17:31 28 nov

Tori - Sandrine Aurières Martinet

Une championne sans déficit


Photos  Philippe Caron

Peut-être plus exposé que jamais, le judo handi retourne à son anonymat une fois la page des JO (Pardon paralympiques !) tournée. Deux finales olympiques en 2004 et 2008 avant un titre à Rio après avoir abandonné en demie des JO de Londres, cheville brisée… l’Auvergnate, installée à Mâcon et licenciée à l’USO voit sans doute plus de choses dans son parcours que bien des valides. Rencontre en mode TGV avec une femme au caractère bien trempé.

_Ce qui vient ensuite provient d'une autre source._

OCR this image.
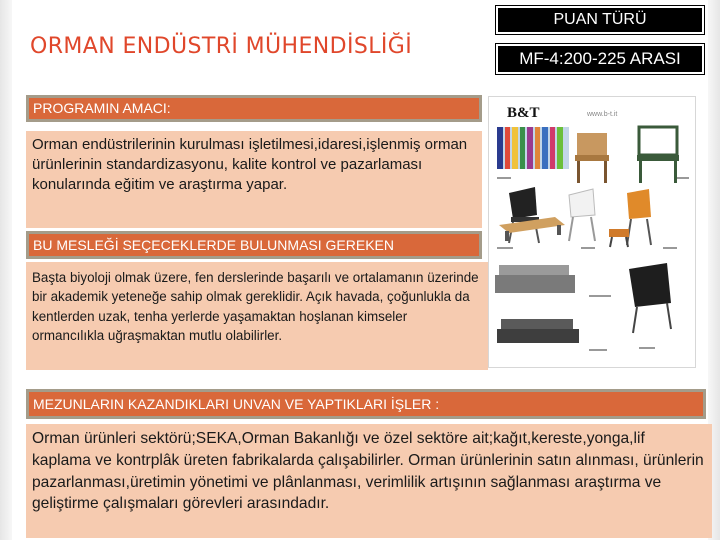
ORMAN ENDÜSTRİ MÜHENDİSLİĞİ
PUAN TÜRÜ
MF-4:200-225 ARASI
PROGRAMIN AMACI:
Orman endüstrilerinin kurulması işletilmesi,idaresi,işlenmiş orman ürünlerinin standardizasyonu, kalite kontrol ve pazarlaması konularında eğitim ve araştırma yapar.
BU MESLEĞİ SEÇECEKLERDE BULUNMASI GEREKEN
Başta biyoloji olmak üzere, fen derslerinde başarılı ve ortalamanın üzerinde bir akademik yeteneğe sahip olmak gereklidir. Açık havada, çoğunlukla da kentlerden uzak, tenha yerlerde yaşamaktan hoşlanan kimseler ormancılıkla uğraşmaktan mutlu olabilirler.
MEZUNLARIN KAZANDIKLARI UNVAN VE YAPTIKLARI İŞLER :
Orman ürünleri sektörü;SEKA,Orman Bakanlığı ve özel sektöre ait;kağıt,kereste,yonga,lif kaplama ve kontrplâk üreten fabrikalarda çalışabilirler. Orman ürünlerinin satın alınması, ürünlerin pazarlanması,üretimin yönetimi ve plânlanması, verimlilik artışının sağlanması araştırma ve geliştirme çalışmaları görevleri arasındadır.
B&T	www.b-t.it
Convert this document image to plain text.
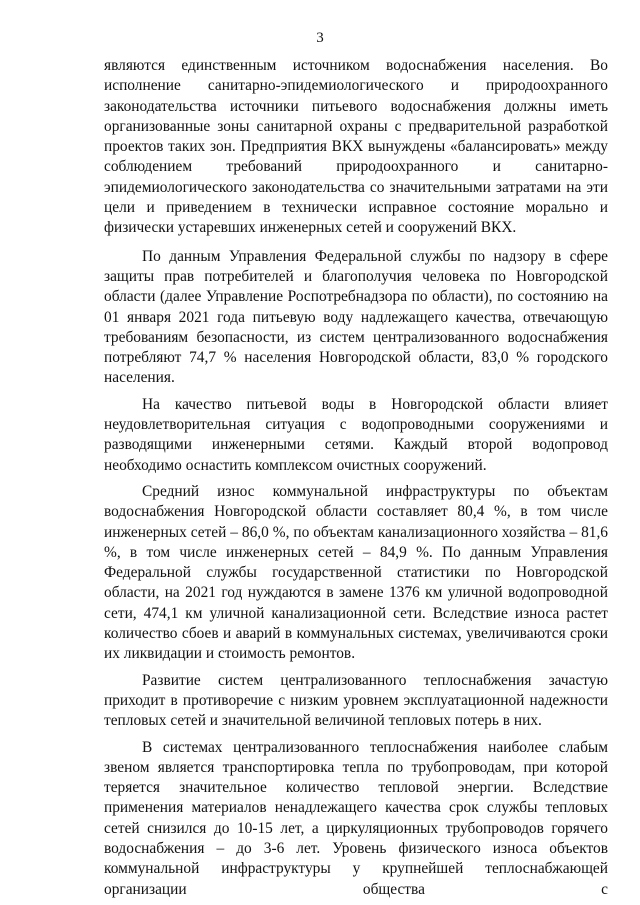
3

являются единственным источником водоснабжения населения. Во исполнение санитарно-эпидемиологического и природоохранного законодательства источники питьевого водоснабжения должны иметь организованные зоны санитарной охраны с предварительной разработкой проектов таких зон. Предприятия ВКХ вынуждены «балансировать» между соблюдением требований природоохранного и санитарно-эпидемиологического законодательства со значительными затратами на эти цели и приведением в технически исправное состояние морально и физически устаревших инженерных сетей и сооружений ВКХ.

По данным Управления Федеральной службы по надзору в сфере защиты прав потребителей и благополучия человека по Новгородской области (далее Управление Роспотребнадзора по области), по состоянию на 01 января 2021 года питьевую воду надлежащего качества, отвечающую требованиям безопасности, из систем централизованного водоснабжения потребляют 74,7 % населения Новгородской области, 83,0 % городского населения.

На качество питьевой воды в Новгородской области влияет неудовлетворительная ситуация с водопроводными сооружениями и разводящими инженерными сетями. Каждый второй водопровод необходимо оснастить комплексом очистных сооружений.

Средний износ коммунальной инфраструктуры по объектам водоснабжения Новгородской области составляет 80,4 %, в том числе инженерных сетей – 86,0 %, по объектам канализационного хозяйства – 81,6 %, в том числе инженерных сетей – 84,9 %. По данным Управления Федеральной службы государственной статистики по Новгородской области, на 2021 год нуждаются в замене 1376 км уличной водопроводной сети, 474,1 км уличной канализационной сети. Вследствие износа растет количество сбоев и аварий в коммунальных системах, увеличиваются сроки их ликвидации и стоимость ремонтов.

Развитие систем централизованного теплоснабжения зачастую приходит в противоречие с низким уровнем эксплуатационной надежности тепловых сетей и значительной величиной тепловых потерь в них.

В системах централизованного теплоснабжения наиболее слабым звеном является транспортировка тепла по трубопроводам, при которой теряется значительное количество тепловой энергии. Вследствие применения материалов ненадлежащего качества срок службы тепловых сетей снизился до 10-15 лет, а циркуляционных трубопроводов горячего водоснабжения – до 3-6 лет. Уровень физического износа объектов коммунальной инфраструктуры у крупнейшей теплоснабжающей организации общества с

J’ai du chercher profond en moi
Mon handicap est génétique. J’étais assez en colère quand j’étais gamine, contre mes camarades qui se moquaient de moi, contre ma scolarité qui a été difficile. Le judo m’a apaisée. Le mercredi, je faisais de l’AS tout l’après-midi, ça permettait de faire sortir ce qui me bouffait, par le sport. C’est lui qui m’a permis de m’intégrer socialement, le judo surtout. Sur le tapis, je n’étais plus celle qui restait la dernière au moment de faire les équipes. Le sport de contact, c’est ce qui me fallait. Mes parents ne m’ont pas élevée dans le handicap. Je devais me débrouiller et c’était d’ailleurs très bien comme ça. Je ne suis venue au handi qu’en 2002 après pas mal d’années avec les valides. Le judo m’a permis d’avoir une vie de malade ! Je suis mariée, j’ai deux enfants, un boulot de kiné, extra, dans lequel je me forme tous les jours dans l’échange aux autres, un sport dans lequel je suis dans le dépassement de soi. Cela m’a obligée à m’adapter, à faire plus d’efforts parfois, mais cela m’a rendue plus forte. Parfois, je me pose la question : est-ce que si je n’avais pas eu ce problème de vue, je serais allée chercher aussi profond en moi ? Si je ne remercie pas mon handicap, je sais qu’il m’a forgée, m’a donné des buts, m’a amenée à ne rien lâcher dans cette société où, il n’y a pas grand-chose d’organisé pour les handicapés, où l’environnement nous met en situation de handicap presque tout le temps. D’ailleurs, moi, je ne me sens pas vraiment handicapée. Un handicap visuel, il y a pire dans la vie.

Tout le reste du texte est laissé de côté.